Thinking about 2058

Thinking about 2058

If you were given a blank sheet and told to design the most efficient South Atlantic port system possible, would you specify separate port authorities for the adjacent states of Georgia and South Carolina? Probably not, which is why a recent suggestion by Bill Stern, chairman of the South Carolina State Ports Authority, is so intriguing. Stern floated the once unimaginable idea of merging the two states' port authorities. He said a regional approach to port development would benefit both states' economies.

It won't happen any time soon. Both states' governors quickly rejected the proposal, insisting that Georgia and South Carolina each gain more through competition than they would through a port merger.

But Stern has raised a serious point that deserves serious discussion. One who's been thinking about it is Ron Brinson, a former New Orleans port director and American Association of Port Authorities president. Now retired in his hometown of Charleston, Brinson still keeps an eye on the industry where he spent most of his career. He doesn't know Stern, but believes his suggestion has merit.
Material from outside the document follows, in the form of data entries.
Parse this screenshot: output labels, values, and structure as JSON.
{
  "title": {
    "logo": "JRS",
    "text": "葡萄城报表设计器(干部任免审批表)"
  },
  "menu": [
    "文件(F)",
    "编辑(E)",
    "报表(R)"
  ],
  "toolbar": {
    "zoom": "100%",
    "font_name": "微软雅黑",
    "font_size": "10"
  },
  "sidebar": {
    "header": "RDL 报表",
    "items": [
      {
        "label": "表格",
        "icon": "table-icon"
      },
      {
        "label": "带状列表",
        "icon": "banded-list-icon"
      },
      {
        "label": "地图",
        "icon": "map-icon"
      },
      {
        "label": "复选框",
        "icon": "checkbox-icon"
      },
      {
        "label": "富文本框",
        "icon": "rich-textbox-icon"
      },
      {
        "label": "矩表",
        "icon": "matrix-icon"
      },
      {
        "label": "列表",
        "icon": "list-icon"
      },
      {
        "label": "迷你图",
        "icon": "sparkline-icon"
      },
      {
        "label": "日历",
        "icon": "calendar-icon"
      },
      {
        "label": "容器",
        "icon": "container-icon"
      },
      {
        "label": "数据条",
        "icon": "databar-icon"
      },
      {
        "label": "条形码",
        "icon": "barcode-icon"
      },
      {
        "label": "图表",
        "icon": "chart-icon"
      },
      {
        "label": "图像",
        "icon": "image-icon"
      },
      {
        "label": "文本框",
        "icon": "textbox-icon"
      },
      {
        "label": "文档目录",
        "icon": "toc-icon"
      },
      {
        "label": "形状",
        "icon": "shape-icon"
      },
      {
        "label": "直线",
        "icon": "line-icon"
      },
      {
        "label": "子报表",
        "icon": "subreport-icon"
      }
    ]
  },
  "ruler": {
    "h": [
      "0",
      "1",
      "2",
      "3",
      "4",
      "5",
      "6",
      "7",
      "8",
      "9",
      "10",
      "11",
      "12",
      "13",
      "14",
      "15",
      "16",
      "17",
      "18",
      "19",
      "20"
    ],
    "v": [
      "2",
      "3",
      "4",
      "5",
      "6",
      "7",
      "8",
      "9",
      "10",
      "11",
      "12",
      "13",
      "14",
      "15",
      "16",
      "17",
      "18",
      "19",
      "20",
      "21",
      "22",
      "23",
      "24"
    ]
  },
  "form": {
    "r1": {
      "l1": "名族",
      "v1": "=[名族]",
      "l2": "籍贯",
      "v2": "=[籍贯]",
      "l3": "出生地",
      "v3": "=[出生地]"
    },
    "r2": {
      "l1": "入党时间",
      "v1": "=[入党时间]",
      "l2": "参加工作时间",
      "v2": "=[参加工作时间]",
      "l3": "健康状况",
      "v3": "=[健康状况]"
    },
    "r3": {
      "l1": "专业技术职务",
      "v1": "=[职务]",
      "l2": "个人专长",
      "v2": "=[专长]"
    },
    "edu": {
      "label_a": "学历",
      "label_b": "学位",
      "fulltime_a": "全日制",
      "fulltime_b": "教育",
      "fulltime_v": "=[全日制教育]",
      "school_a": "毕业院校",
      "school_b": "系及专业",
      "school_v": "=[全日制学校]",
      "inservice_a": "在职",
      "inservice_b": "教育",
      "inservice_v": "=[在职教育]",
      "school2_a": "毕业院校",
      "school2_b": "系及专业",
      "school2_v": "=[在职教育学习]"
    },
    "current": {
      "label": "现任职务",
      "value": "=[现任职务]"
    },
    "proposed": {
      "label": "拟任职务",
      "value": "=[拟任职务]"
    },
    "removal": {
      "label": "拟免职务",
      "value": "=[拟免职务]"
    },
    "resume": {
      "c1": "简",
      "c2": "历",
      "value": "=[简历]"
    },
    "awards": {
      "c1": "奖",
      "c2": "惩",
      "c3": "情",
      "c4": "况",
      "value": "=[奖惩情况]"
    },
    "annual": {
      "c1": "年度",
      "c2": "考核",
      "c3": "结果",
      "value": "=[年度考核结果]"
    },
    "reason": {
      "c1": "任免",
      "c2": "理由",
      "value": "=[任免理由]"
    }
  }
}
"It was an expression of fresh thinking in an industry too often gripped by ponderous notions that port authorities are intractable business and governance models and must always avoid any cutting-edge creativity," Brinson wrote in an op-ed column published Dec. 10 in the Charleston Post & Courier, which also reported Stern's proposal.

Stern's idea isn't completely new - the Port Authority of New York and New Jersey has existed since 1921. And Georgia and South Carolina may not even be the most logical candidates for port mergers. Other potential port pairings could include Miami and Port Everglades, Seattle and Tacoma, and Los Angeles and Long Beach.

Georgia and South Carolina al-ready have taken a step toward port cooperation, with a bi-state initiative to oversee private development of a terminal on land Georgia owns in Jasper County, S.C., 12 miles downstream from the Port of Savannah. But that agreement is separate from the states' port authorities, which remain separate and competitive.

In a phone conversation, Brinson said there are probably a hundred legal and operational arguments why the port authorities shouldn't merge. But he said there also are compelling reasons for ports to consider new governance models that address their biggest future problems - space, capital and intermodal connectivity.

Brinson said South Carolina's port authority is well-managed, but it faces an apparently intractable problem: The port has virtually no room to expand after it completes a terminal being built at the former Charleston Navy Base. Another potential brake on expansion is that local support for the Port of Charleston isn't what it used to be. Many residents now see the port as producing more truck traffic than economic benefit.

Savannah, serving essentially the same market, is gaining market share and has ample room for expansion. Consequently, Georgia would be dealing from a position of strength in any merger negotiations. So why should South Carolina have any incentive to consider a port merger? The answer, as Stern noted, is that the primary role of port authorities has shifted from accommodating waterborne commerce to supporting economic development in the state and region. That's an important change.

A manufacturer in Greenville, S.C., doesn't care whether his cargo moves through Savannah or Charleston, as long as it's handled efficiently and the intermodal service is good. South Carolina companies - and the state's economy - would benefit more from an efficient terminal on the Savannah River than from one in Charleston that can't be built.

"Ports produce nothing. Railroads produce nothing. Trucking lines produce nothing," Brinson said. "They provide a value-added service for those who do produce goods. Where the ports are located is less important than their availability. We often lose sight of that."

Availability of port capacity could become an increasing problem as cargo volume continues to rise, space for expansion becomes more limited, and competition for capital becomes more intense. Though defined by political subdivisions, today's port system generally works well. Fifty years from now, it may not.

That's why unconventional ideas such as Stern's deserve to be discussed and debated. "Creative thinking is good," Brinson said, "and we ought to be thinking about where we want to be 50 years from now."